The majority of the staff involved in the initiative are women, providing a comfortable environment for female drug users seeking help. The project also addresses more gender-specific requirements such as pre- and post-natal care and parenting support. There is also access to antiretroviral therapy, treatment for sexually transmitted infections and drug treatment services, including opioid substitution therapy.
Drug use in the north-east is a pressing issue and widening support is a crucial and welcome development
UNAIDS Country Coordinator for India, Dr Charles Gilks
Chawngmawii enrolled at the female drop-in centre in Aizawl, Mizoram, and has been visiting the centre every day since October 2010. "I go and rest, have a bath and eat, something which I could never do in the other centres, as there were too many men. It is a safe haven and I really feel at home." With a female doctor at the centre, Chawngmawii can get regular health checks and free medication.

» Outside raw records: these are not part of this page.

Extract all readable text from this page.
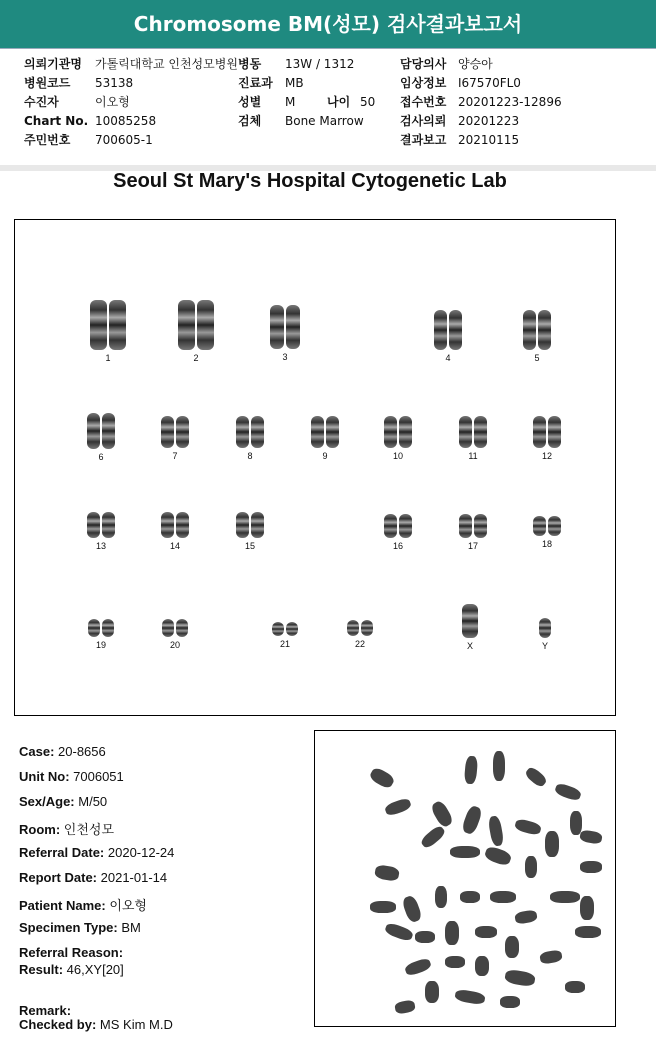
Chromosome BM(성모) 검사결과보고서
의뢰기관명 가톨릭대학교 인천성모병원
병원코드 53138
수진자	이오형
Chart No. 10085258
주민번호 700605-1
병동 13W / 1312
진료과 MB
성별 M	나이 50
검체 Bone Marrow
담당의사 양승아
임상정보 I67570FL0
접수번호 20201223-12896
검사의뢰 20201223
결과보고 20210115
Seoul St Mary's Hospital Cytogenetic Lab
1	2	3	4	5
6	7	8	9	10	11	12
13	14	15	16	17	18
19	20	21	22	X	Y
Case: 20-8656
Unit No: 7006051
Sex/Age: M/50
Room: 인천성모
Referral Date: 2020-12-24
Report Date: 2021-01-14
Patient Name: 이오형
Specimen Type: BM
Referral Reason:
Result: 46,XY[20]
Remark:
Checked by: MS Kim M.D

The most striking outcome of the initiative has been its easy acceptance among women who use drugs. Within six months, the programme has become well established, mirroring the experience with similar UNODC projects in Bangladesh and Nepal. As of June this year, the project has reached 242 women and 606 female partners of male drug users in the four sites.
Dr Charles Gilks, the UNAIDS Country Coordinator for India, says the project is a timely and much needed activity. "I was really impressed by the innovative work by the team there. The women I met really seemed to respond to being in a setting that deals with their specific concerns and gave them some protected space. Drug use in the north-east is a pressing issue and widening support is a crucial and welcome development.”